Heme is an essential cofactor for enzymes of the electron transport chain (ETC) and ATP synthesis in mitochondrial oxidative phosphorylation (OXPHOS). Heme also binds to and destabilizes Bach1, a transcription regulator that controls expression of several groups of genes important for glycolysis, ETC, and metastasis of cancer cells. Heme synthesis can thus affect pathways through which cells generate energy and precursors for anabolism. In addition, increased heme synthesis may trigger oxidative stress. Since many cancers are characterized by a high glycolytic rate regardless of oxygen availability, targeting glycolysis, ETC, and OXPHOS have emerged as a potential therapeutic strategy. Here, we report that enhancing heme synthesis through exogenous supplementation of heme precursor 5-aminolevulinic acid (ALA) suppresses oxidative metabolism as well as glycolysis and significantly reduces proliferation of both ovarian and breast cancer cells. ALA supplementation also destabilizes Bach1 and inhibits migration of both cell types. Our data indicate that the underlying mechanisms differ in ovarian and breast cancer cells, but involve destabilization of Bach1, AMPK activation, and induction of oxidative stress. In addition, there appears to be an inverse correlation between the activity of oxidative metabolism and ALA sensitivity. Promoting heme synthesis by ALA supplementation may thus represent a promising new anti-cancer strategy, particularly in cancers that are sensitive to altered redox signaling, or in combination with strategies that target the antioxidant systems or metabolic weaknesses of cancer cells.

Interleukin-8 Induces Proliferation of Ovarian Cancer Cells in 3D Spheroids.

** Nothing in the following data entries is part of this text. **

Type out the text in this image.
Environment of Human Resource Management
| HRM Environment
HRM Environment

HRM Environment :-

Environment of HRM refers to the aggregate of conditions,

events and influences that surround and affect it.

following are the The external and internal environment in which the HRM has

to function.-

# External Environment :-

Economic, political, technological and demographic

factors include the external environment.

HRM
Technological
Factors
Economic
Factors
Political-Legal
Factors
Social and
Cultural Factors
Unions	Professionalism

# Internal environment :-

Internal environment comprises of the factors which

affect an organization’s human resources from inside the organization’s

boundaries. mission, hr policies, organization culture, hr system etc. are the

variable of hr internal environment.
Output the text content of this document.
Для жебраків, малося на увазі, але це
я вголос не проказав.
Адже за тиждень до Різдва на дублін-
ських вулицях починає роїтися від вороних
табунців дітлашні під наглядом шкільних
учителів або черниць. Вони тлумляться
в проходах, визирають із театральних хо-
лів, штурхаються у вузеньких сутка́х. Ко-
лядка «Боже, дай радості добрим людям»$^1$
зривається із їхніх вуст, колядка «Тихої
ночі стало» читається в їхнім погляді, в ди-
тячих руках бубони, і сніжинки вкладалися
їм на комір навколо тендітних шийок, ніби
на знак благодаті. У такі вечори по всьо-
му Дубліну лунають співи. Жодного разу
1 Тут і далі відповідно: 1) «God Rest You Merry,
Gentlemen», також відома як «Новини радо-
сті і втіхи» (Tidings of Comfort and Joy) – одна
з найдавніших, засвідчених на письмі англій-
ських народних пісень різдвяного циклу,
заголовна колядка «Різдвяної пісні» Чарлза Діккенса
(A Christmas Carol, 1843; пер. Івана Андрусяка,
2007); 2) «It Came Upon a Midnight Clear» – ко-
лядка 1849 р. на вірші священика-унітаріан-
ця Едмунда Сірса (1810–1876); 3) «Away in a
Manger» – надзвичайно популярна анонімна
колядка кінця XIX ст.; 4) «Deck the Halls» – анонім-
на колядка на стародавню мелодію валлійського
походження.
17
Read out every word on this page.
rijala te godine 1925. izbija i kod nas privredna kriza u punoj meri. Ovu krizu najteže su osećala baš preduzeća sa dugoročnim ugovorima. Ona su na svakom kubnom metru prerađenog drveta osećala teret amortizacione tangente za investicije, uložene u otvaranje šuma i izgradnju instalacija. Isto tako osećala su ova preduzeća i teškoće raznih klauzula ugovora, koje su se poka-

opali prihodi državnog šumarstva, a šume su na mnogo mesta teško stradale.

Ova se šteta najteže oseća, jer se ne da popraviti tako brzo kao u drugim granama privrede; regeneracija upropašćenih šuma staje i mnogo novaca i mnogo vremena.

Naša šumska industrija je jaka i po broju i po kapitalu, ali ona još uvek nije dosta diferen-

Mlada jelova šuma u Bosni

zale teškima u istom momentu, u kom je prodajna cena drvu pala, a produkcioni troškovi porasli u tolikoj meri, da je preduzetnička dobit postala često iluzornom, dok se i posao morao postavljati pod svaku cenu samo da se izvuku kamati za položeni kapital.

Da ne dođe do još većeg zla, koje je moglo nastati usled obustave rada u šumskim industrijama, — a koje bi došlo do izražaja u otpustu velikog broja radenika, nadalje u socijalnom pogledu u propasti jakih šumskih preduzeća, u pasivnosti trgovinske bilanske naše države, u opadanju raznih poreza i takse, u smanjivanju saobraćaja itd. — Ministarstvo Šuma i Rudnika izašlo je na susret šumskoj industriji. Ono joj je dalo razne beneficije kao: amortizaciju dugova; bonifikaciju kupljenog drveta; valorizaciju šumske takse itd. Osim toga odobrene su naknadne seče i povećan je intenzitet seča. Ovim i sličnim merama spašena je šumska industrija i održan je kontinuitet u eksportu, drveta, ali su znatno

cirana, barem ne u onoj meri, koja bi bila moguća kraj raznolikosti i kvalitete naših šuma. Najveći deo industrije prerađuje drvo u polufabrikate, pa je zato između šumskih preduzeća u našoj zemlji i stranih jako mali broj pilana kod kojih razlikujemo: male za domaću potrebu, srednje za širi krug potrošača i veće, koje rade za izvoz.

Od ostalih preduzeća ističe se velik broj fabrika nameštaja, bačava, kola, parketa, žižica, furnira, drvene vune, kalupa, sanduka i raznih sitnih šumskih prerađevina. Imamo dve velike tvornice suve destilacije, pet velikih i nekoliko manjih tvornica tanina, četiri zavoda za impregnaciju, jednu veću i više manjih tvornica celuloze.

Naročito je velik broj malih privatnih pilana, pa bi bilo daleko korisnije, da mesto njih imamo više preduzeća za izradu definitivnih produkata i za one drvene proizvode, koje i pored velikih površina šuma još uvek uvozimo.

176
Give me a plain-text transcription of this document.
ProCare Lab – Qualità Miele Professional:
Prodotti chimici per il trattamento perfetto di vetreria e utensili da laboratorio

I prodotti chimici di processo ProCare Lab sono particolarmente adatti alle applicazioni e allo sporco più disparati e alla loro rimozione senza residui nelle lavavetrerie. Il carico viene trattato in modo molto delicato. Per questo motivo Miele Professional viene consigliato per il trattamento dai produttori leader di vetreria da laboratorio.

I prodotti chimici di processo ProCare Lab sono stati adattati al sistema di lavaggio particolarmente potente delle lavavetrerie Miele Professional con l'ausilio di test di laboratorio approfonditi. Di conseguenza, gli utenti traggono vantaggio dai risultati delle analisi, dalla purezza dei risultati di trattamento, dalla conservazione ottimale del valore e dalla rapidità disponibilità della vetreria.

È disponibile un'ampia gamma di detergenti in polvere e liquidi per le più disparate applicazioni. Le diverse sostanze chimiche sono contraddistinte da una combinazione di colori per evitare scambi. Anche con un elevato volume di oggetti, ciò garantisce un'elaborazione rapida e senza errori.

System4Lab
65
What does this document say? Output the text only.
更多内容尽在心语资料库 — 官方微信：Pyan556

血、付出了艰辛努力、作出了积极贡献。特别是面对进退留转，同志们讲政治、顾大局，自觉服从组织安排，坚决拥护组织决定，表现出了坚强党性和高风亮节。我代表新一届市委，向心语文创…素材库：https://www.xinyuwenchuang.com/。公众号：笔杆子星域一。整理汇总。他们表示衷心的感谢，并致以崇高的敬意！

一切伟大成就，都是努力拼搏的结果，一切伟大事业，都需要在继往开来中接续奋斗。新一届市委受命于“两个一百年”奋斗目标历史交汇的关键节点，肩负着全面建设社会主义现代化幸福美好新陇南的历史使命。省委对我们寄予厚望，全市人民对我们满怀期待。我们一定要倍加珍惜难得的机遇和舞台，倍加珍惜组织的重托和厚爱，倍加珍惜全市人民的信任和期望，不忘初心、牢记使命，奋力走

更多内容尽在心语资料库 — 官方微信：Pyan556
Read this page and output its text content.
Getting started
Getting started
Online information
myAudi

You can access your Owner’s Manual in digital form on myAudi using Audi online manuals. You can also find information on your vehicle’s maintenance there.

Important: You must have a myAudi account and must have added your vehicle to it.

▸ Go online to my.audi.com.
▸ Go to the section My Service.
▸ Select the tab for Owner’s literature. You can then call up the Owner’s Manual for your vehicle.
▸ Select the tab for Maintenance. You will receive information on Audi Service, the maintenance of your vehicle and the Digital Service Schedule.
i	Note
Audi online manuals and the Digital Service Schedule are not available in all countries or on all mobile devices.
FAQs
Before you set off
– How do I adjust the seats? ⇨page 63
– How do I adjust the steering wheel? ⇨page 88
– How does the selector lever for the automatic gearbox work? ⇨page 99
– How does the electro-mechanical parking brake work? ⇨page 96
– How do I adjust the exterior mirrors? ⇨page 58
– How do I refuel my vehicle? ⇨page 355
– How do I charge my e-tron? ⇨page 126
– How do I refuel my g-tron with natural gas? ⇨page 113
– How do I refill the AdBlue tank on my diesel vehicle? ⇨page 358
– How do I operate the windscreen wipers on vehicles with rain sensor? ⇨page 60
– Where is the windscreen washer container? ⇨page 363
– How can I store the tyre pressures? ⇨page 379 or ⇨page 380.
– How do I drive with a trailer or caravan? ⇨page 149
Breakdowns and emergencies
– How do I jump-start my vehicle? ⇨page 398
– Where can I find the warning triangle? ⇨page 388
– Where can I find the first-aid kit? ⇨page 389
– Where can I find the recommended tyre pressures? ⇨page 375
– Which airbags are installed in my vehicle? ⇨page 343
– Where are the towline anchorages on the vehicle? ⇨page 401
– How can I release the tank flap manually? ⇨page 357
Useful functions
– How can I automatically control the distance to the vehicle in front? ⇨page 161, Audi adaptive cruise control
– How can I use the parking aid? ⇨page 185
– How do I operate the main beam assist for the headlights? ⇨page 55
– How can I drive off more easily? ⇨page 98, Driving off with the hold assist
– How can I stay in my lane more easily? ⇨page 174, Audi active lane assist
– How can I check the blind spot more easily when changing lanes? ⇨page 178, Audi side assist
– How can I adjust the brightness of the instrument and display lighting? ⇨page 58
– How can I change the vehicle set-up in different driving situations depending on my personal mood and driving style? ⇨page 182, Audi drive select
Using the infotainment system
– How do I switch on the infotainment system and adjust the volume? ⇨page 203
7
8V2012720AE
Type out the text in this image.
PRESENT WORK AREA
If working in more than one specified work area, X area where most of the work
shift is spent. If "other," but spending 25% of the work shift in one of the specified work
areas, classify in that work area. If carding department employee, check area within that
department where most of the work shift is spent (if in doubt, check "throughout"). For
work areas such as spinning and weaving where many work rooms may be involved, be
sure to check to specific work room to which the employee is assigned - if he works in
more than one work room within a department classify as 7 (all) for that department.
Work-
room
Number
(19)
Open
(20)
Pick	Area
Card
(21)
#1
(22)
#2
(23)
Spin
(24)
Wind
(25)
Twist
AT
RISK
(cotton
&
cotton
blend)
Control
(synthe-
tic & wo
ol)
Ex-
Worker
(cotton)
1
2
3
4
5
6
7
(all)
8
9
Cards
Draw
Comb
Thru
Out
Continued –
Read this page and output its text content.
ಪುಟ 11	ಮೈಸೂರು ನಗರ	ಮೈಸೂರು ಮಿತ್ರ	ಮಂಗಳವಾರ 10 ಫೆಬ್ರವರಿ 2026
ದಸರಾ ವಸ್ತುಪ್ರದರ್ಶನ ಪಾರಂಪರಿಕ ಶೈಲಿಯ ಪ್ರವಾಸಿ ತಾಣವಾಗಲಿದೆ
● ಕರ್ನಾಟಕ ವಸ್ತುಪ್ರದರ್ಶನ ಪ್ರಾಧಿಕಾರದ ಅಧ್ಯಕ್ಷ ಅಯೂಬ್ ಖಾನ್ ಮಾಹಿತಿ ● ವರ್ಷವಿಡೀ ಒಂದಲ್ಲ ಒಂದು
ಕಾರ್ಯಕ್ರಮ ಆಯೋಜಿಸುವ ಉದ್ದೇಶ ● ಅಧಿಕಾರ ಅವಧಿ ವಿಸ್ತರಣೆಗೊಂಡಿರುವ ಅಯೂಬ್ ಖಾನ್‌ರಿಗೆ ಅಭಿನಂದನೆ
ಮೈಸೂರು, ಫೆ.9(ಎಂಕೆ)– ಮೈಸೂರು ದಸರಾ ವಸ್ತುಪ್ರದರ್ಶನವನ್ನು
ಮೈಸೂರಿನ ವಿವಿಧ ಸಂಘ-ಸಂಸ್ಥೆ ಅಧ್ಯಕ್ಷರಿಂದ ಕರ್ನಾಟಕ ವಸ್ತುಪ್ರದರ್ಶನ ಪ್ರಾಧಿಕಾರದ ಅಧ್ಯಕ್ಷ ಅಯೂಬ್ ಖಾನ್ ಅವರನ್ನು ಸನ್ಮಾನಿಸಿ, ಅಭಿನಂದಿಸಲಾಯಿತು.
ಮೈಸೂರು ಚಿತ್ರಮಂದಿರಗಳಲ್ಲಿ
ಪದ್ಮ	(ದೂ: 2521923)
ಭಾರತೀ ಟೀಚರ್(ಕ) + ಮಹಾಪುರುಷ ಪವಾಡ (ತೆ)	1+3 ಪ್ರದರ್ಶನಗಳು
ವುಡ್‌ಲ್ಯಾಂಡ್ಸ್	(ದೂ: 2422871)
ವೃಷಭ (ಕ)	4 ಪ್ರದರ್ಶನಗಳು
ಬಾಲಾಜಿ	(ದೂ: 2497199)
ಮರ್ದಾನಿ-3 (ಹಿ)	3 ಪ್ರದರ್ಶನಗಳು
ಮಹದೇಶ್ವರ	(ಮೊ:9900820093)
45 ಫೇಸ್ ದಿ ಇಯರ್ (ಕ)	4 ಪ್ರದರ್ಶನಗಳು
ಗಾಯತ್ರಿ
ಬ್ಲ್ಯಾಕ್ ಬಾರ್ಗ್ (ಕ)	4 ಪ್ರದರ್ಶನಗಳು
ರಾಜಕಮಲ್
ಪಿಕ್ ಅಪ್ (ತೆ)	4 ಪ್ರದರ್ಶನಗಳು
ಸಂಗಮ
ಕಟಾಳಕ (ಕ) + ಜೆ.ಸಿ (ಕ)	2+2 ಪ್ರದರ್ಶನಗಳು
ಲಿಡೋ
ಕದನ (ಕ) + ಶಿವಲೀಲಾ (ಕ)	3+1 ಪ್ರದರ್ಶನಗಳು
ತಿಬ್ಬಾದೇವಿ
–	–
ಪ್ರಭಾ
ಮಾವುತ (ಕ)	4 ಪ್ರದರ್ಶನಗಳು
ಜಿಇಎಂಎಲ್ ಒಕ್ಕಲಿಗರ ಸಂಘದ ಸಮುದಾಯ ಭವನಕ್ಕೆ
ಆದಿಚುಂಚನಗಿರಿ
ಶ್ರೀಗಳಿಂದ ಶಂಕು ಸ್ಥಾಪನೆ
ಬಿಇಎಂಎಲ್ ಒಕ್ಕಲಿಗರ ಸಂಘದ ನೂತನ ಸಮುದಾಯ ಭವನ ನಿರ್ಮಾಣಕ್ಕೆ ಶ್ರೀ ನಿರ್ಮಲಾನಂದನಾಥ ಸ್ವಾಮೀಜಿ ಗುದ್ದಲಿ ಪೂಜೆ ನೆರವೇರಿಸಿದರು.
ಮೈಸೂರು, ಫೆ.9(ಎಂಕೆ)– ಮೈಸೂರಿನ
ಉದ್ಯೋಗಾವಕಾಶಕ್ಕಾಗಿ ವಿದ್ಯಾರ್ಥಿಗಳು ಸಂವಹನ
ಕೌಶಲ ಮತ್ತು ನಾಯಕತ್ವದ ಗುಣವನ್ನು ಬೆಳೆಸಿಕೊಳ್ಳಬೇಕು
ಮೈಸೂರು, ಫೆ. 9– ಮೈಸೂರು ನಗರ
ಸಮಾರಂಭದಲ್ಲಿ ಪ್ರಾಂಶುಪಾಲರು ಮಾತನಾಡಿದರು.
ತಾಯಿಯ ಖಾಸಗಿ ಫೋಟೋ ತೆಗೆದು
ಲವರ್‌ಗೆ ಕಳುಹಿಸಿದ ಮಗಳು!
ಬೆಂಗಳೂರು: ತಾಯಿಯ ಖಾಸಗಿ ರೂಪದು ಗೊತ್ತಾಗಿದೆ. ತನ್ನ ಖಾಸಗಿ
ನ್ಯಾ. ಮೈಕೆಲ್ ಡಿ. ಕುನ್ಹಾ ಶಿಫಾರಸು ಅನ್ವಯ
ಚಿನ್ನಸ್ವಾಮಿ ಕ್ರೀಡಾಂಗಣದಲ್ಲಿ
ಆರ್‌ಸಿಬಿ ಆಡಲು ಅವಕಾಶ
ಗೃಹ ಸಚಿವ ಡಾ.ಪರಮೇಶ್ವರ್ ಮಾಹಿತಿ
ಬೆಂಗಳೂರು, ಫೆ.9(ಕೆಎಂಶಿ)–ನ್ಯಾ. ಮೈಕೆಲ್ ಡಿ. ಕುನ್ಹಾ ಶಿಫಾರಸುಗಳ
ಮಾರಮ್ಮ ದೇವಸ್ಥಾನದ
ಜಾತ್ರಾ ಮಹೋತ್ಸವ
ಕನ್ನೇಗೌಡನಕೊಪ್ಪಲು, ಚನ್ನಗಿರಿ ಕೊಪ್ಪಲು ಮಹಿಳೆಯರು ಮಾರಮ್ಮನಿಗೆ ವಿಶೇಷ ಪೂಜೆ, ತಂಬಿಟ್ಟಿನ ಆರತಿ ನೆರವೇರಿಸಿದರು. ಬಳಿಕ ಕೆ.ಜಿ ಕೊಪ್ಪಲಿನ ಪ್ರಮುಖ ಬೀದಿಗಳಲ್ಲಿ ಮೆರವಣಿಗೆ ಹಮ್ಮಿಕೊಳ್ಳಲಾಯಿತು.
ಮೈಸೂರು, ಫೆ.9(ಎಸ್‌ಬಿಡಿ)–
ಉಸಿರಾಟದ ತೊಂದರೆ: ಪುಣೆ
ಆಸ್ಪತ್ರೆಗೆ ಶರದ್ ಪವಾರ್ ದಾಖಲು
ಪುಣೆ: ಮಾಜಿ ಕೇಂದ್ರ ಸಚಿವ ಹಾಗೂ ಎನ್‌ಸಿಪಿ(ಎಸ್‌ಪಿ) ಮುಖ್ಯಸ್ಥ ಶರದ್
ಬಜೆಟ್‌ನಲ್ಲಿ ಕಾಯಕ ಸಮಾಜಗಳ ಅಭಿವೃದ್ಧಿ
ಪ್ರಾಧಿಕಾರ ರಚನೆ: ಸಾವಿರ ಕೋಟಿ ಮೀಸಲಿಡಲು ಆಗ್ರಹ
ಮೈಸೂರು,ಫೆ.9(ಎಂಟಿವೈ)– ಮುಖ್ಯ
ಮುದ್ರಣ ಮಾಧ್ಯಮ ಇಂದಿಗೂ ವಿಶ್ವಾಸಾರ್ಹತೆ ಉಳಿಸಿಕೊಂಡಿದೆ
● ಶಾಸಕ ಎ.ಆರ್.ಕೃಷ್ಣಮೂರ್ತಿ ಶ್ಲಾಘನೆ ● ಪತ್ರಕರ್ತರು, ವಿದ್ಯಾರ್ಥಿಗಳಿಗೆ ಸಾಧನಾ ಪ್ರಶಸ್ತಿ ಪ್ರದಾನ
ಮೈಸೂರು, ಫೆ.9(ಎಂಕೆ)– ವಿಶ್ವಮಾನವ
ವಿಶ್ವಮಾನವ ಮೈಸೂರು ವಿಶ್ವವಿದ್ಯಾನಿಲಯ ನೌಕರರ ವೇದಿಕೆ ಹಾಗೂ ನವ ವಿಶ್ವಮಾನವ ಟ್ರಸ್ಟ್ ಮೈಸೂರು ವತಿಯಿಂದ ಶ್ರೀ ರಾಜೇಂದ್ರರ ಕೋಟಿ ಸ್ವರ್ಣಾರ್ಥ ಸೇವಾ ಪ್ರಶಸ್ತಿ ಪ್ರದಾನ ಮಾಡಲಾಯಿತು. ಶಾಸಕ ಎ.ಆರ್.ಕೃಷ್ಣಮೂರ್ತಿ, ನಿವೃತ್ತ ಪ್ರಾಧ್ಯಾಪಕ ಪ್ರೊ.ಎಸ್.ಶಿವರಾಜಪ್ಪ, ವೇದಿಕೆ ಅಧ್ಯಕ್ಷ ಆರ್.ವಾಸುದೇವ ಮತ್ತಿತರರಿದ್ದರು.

Ovarian cancer (OC) is the most common cause of cancer deaths among gynecological malignancies. OC ascites contain multicellular spheroid aggregates, which exhibit increased pro-survival signaling, invasive behavior, and chemotherapeutic resistance. OC cells are characterized by an increased expression of the pro-inflammatory and pro-angiogenic chemokine interleukin-8 (IL-8, CXCL8), which increases their survival and migration, thus contributing to OC metastasis and angiogenesis. While previous studies have shown that IL-8 increases proliferation of OC cells grown in monolayer cultures, the effect of IL-8 on proliferation of OC cells grown in 3D spheroids has not been investigated. The spheroid 3D culture assays have been particularly useful in translational research since they allow cell-to-cell interactions that resemble tumor growth in vivo, while allowing easy cell manipulations and visualization. Here, we used the 3D spheroid culture assay to investigate the effect of IL-8 on OC cell proliferation. Using this assay, our results show that IL-8 significantly increases proliferation of OC cells grown in 3D spheroids.